En ese momento, la vida de Alfredo cambió. Fue un golpe que lo desvió del camino correcto. “Empecé a tomar y a meterme en problemas. Me ‘torcí’, pero son etapas que quemé”, asegura, pero no olvida su ingreso al penal de Siglo XX por un robo. Pudo salir con libertad condicional y luego de un tiempo, se mudó a Lima, donde hizo de todo para salir adelante. Eso sí, todo conforme a ley.
Nuevo comienzo
Un día, cuando se disponía a salir y vender sus choclos y papas con queso, vio una fila de asientos cerca al parque Universitario, donde unos lustrabotas trabajaban. Tenían gran acogida y las personas esperaban para ser atendidos. “Me acerqué y les pedí una oportunidad. Les conté que fui cajonero de niño y me dieron la ‘chamba’, pero luego de un año de conocer el negocio y la técnica, lo traje para Arequipa”, sostiene.
El primer puesto, lo instaló entre las calles Pizarro y Santo Domingo. Puso dos asientos y empezó a hacer lo suyo. Hacía magia y el brillo que sacaba a los zapatos, era espectacular. Muchos de sus clientes se bajan del asiento y a brincos subían a un taxi, para llegar a sus reuniones. “Yo me reía de ver a los clientes haciendo eso”, dice.
Luego de casi 20 años, lo sacaron ‘a la mala’ del lugar. No pudo referir a sus clientes y los perdió; sin embargo, instaló un nuevo puesto. Regresó al penal Siglo XX, pero ya no a la cárcel, sino al frontis, donde instaló asientos para atender a sus clientes. Su fuerte ya no era lustrar zapatos, sino el tratamiento del calzado de gamuza que aprendió en la capital. “Era el único que sabía esa técnica y me buscaban por eso, además era más rentable que la lustrada convencional”, asegura.

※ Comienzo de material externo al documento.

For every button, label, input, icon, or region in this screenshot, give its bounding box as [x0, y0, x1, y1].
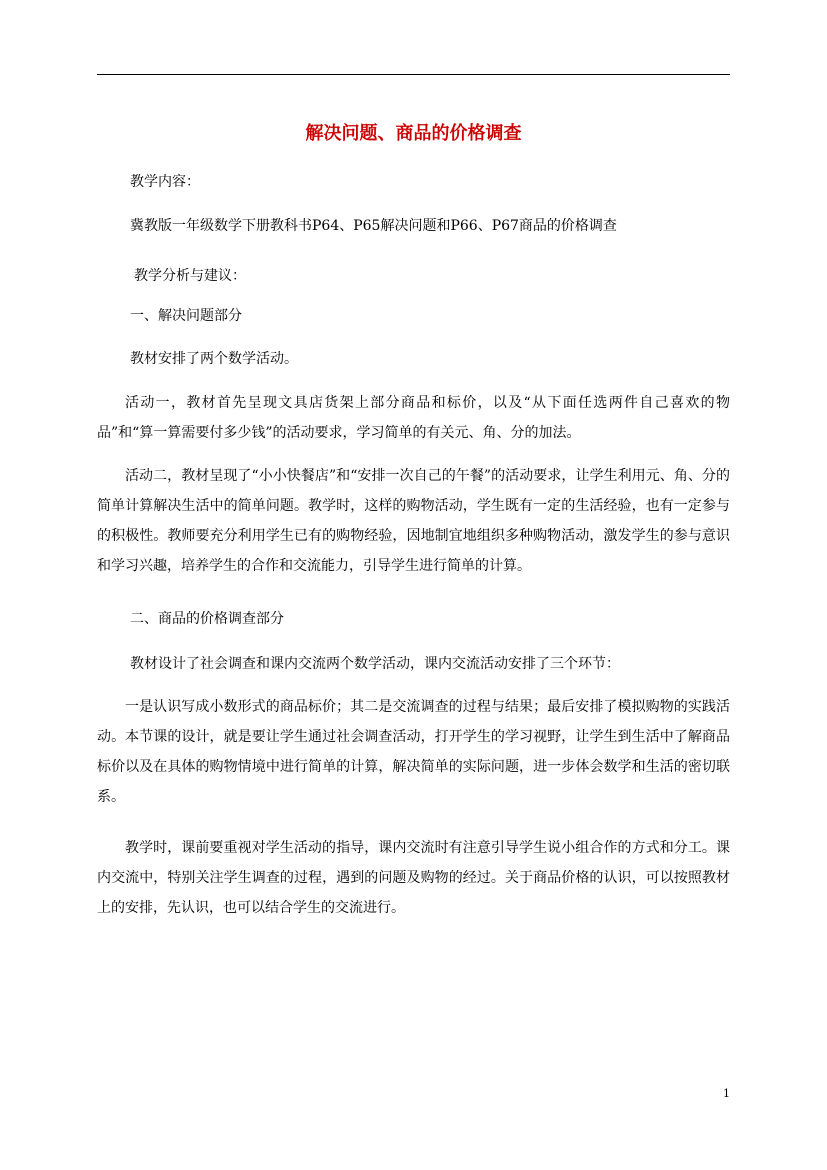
section2-paragraph-1: 一是认识写成小数形式的商品标价；其二是交流调查的过程与结果；最后安排了模拟购物的实践活动。本节课的设计，就是要让学生通过社会调查活动，打开学生的学习视野，让学生到生活中了解商品标价以及在具体的购物情境中进行简单的计算，解决简单的实际问题，进一步体会数学和生活的密切联系。: [97, 699, 730, 805]
analysis-heading: 教学分析与建议：: [134, 268, 246, 284]
section1-heading: 一、解决问题部分: [130, 308, 242, 324]
section2-paragraph-2: 教学时，课前要重视对学生活动的指导，课内交流时有注意引导学生说小组合作的方式和分工。课内交流中，特别关注学生调查的过程，遇到的问题及购物的经过。关于商品价格的认识，可以按照教材上的安排，先认识，也可以结合学生的交流进行。: [97, 840, 730, 916]
document-title: 解决问题、商品的价格调查: [305, 123, 522, 144]
section2-heading: 二、商品的价格调查部分: [130, 611, 284, 627]
section1-intro: 教材安排了两个数学活动。: [130, 351, 298, 367]
section2-intro: 教材设计了社会调查和课内交流两个数学活动，课内交流活动安排了三个环节：: [130, 656, 620, 672]
activity1-paragraph: 活动一，教材首先呈现文具店货架上部分商品和标价，以及“从下面任选两件自己喜欢的物品”和“算一算需要付多少钱”的活动要求，学习简单的有关元、角、分的加法。: [97, 395, 730, 441]
page-number: 1: [723, 1087, 730, 1100]
activity2-paragraph: 活动二，教材呈现了“小小快餐店”和“安排一次自己的午餐”的活动要求，让学生利用元、角、分的简单计算解决生活中的简单问题。教学时，这样的购物活动，学生既有一定的生活经验，也有一定参与的积极性。教师要充分利用学生已有的购物经验，因地制宜地组织多种购物活动，激发学生的参与意识和学习兴趣，培养学生的合作和交流能力，引导学生进行简单的计算。: [97, 468, 730, 574]
teaching-content-text: 冀教版一年级数学下册教科书P64、P65解决问题和P66、P67商品的价格调查: [130, 218, 617, 234]
header-rule: [97, 74, 730, 75]
teaching-content-heading: 教学内容：: [130, 174, 200, 190]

Pero Alfredo no se conformaba con su negocio y además, era chofer de camiones de carga que daba un ingreso adicional. “En uno de mis viajes, me llama mi esposa para decirme que, mis tres trabajadores se habían ido al Panorámico a trabajar. Yo me quedé ‘picón’ y solo pensé en cómo mejorar mi negocio para que sea diferente”, asegura.
Se prestó 500 soles de la Caja Municipal de Arequipa e impulsó su negocio. Puso televisores frente a los asientos, implementó el delivery y le dio un giro de 180 grados a lo que hacía. Fue un golazo y su innovación, trascendió en los medios nacionales, y hasta llegó a ser contratado en el Congreso de la República. “Pero no era lo mío, así que me fui luego de un mes”, recuerda.
Alfredo Huanca fue cajonero, estibador, vendedor, chofer de camiones, constructor y dio, también, por ‘malos pasos’. “Y todo me ha servido en la vida. He aprendido y hay cosas que definitivamente no volvería a hacer. A mí no me avergüenza mi vida”, dice convencido.
La pandemia se llevó el brillo
El año 2020, fue clave para el ‘mago’. Se propuso —con su familia— pagar todas las deudas y programar algún viaje, para disfrutar un poco su esfuerzo. Ese año se compró un auto, pero al no tener ingresos y urgirle el pago de sus deudas, decidió venderlo para cumplir con sus compromisos.
“Pero la pandemia es un episodio más en mi vida. Ha sido complicado, más creo que, he nacido para superar esas situaciones”, refiere. Actualmente, tiene cinco hijos que son su orgullo y a quienes intenta ayudar para que salgan adelante.
Los locales de Los Magos del Brillo, que administra Alfredo, se ubican en la avenida Dolores y el pasaje Santa Rosa 211, donde —casi siempre— lo suelen encontrar con una sonrisa sincera. Alfredo es un patrimonio vivo de la ciudad, pues conoce la evolución del centro histórico.
A sus 67 años, celebrará en breve, 44 años de su emprendimiento. Es un gran esfuerzo con el que logró sacar a su familia adelante y como alguna vez le dijeron, “si todos los peruanos fueran un poquito como tú, el Perú sería otra cosa”.